Get Asynchronous with Me Here

Much as happened when I got my DVR and stopped watching TV until it filled up, my adoption of Google Reader as my blog reader has made me stop reading blogs. There’s a slight similarity in that they both (further) disconnect the user in time from the medium. A blog reader goes one more step and disconnects your experience almost entirely. It’s interesting to me that reading blogs in their own context was such an important part of what made me keep coming back. Even incredibly badly designed blogs have a certain visual and visceral appeal, a certain character that draws one in. I mean even ugly things can be interesting, right?

It’s also possible that the reader makes reading blogs too efficient, in almost the same way that the Google news page makes news too encapsulated.
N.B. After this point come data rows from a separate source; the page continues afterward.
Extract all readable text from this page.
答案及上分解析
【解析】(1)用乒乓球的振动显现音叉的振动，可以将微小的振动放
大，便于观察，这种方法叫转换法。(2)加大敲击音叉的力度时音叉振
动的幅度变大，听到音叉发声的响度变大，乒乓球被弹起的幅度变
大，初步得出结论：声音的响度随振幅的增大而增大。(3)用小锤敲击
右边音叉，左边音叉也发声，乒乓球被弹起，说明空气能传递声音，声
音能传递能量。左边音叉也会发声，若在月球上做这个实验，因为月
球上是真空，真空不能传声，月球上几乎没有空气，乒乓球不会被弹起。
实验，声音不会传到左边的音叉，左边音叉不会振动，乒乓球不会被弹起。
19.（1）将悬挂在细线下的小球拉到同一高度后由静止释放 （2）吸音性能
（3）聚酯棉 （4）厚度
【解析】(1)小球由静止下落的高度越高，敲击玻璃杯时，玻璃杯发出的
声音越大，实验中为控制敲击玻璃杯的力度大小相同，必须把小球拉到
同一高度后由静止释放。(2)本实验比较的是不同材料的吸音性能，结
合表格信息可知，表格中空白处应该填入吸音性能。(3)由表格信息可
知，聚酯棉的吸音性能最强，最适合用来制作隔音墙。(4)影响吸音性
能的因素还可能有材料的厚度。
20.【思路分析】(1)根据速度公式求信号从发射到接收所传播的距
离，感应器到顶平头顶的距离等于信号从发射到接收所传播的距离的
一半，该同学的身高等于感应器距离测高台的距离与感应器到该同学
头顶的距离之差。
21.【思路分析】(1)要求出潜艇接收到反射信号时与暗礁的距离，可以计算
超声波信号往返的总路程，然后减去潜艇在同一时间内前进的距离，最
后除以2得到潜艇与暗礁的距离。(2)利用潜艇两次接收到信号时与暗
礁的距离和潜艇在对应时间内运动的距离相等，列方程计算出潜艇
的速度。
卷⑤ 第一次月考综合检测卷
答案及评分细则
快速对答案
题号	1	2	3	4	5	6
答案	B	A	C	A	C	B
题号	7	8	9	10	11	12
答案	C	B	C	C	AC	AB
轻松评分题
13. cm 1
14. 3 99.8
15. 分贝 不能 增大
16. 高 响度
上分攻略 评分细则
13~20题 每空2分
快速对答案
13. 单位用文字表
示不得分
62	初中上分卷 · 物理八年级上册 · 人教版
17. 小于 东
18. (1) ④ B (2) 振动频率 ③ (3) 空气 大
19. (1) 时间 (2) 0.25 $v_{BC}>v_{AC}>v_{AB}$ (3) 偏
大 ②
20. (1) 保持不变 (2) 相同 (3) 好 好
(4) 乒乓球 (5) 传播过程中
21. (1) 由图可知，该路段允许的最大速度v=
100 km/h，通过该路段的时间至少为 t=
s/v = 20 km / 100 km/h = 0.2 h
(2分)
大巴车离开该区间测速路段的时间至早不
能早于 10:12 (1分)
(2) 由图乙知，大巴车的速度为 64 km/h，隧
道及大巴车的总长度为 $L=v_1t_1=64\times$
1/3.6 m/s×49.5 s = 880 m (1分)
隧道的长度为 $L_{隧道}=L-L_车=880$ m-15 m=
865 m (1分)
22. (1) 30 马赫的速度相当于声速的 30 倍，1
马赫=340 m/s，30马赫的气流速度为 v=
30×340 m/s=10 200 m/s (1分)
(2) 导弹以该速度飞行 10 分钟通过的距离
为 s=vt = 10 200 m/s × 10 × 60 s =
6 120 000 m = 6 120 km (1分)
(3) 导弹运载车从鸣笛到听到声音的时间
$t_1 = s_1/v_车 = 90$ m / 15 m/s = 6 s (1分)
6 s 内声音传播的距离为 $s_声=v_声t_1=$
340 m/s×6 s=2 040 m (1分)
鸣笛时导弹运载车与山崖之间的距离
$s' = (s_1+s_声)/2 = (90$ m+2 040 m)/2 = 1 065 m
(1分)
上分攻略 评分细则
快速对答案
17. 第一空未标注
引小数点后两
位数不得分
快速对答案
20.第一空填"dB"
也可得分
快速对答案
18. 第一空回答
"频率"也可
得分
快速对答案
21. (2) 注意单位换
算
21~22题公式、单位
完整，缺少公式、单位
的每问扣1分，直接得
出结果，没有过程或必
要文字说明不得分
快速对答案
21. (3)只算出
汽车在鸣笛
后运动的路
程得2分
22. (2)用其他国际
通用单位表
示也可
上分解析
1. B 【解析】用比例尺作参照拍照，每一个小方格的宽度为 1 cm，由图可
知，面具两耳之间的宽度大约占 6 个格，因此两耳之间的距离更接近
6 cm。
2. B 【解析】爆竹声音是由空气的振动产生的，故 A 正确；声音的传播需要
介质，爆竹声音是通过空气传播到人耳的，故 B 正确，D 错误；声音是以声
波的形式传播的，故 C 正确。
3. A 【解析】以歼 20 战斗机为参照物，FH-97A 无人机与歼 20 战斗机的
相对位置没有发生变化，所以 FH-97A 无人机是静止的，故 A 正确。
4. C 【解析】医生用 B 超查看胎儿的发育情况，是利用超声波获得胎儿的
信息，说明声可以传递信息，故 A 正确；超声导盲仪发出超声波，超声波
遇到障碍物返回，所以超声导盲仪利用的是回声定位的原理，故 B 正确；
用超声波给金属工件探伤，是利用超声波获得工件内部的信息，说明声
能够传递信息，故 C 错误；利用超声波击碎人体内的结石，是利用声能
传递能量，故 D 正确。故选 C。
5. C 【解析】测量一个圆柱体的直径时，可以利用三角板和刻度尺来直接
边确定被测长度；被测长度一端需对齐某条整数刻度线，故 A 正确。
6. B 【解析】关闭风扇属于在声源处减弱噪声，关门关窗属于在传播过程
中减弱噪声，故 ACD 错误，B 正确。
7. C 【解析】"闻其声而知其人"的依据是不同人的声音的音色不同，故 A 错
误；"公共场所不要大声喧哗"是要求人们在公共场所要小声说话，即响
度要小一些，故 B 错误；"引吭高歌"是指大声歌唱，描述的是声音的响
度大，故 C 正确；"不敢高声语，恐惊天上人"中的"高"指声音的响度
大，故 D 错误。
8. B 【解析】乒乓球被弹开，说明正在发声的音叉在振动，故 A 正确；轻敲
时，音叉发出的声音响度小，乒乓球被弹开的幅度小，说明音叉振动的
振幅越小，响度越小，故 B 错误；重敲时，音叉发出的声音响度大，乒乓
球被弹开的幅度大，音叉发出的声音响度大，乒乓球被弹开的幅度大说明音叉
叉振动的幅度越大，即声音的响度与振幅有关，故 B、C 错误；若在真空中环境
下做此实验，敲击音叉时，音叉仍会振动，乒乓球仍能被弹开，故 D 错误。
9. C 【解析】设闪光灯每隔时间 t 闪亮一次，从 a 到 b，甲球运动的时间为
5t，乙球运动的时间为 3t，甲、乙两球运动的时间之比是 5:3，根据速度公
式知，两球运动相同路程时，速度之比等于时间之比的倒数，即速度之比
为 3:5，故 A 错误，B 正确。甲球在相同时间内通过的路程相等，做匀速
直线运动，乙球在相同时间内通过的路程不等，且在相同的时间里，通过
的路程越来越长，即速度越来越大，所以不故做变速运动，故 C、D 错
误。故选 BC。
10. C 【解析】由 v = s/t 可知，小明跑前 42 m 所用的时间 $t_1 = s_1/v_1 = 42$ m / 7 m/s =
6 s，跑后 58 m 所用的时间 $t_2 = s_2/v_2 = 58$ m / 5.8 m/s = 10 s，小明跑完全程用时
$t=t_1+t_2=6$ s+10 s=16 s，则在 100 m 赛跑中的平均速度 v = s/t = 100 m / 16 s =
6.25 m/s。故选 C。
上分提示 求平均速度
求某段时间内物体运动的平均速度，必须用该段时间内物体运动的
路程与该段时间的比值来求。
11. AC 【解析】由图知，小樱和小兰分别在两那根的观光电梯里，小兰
Again there’s a certain similarity with the DVR–once you can fast forward TV, you rapidly realize just how little content there is in an hour of commercial programming. And with blog and news readers you can feel very quickly like you’re “done,” because you’ve removed so much of the contextual and semantic chaos of surfing 30 different pages. In a world where the medium is the message, maybe it’s not such a good idea to disintermediate entirely.

But if you’re looking to quit reading blogs, I highly recommend the reader. It’s methadone for blog reading addicts. You get the content without the high. For a few days I kept up on all my blog reading, probably in half the normal time. And yet when I was done I felt empty, as if I had missed out on something. Gradually that feeling faded, until I didn’t feel like I needed to read blogs any more at all. So thanks, Google, for helping me kick the habit, when I wasn’t even looking to.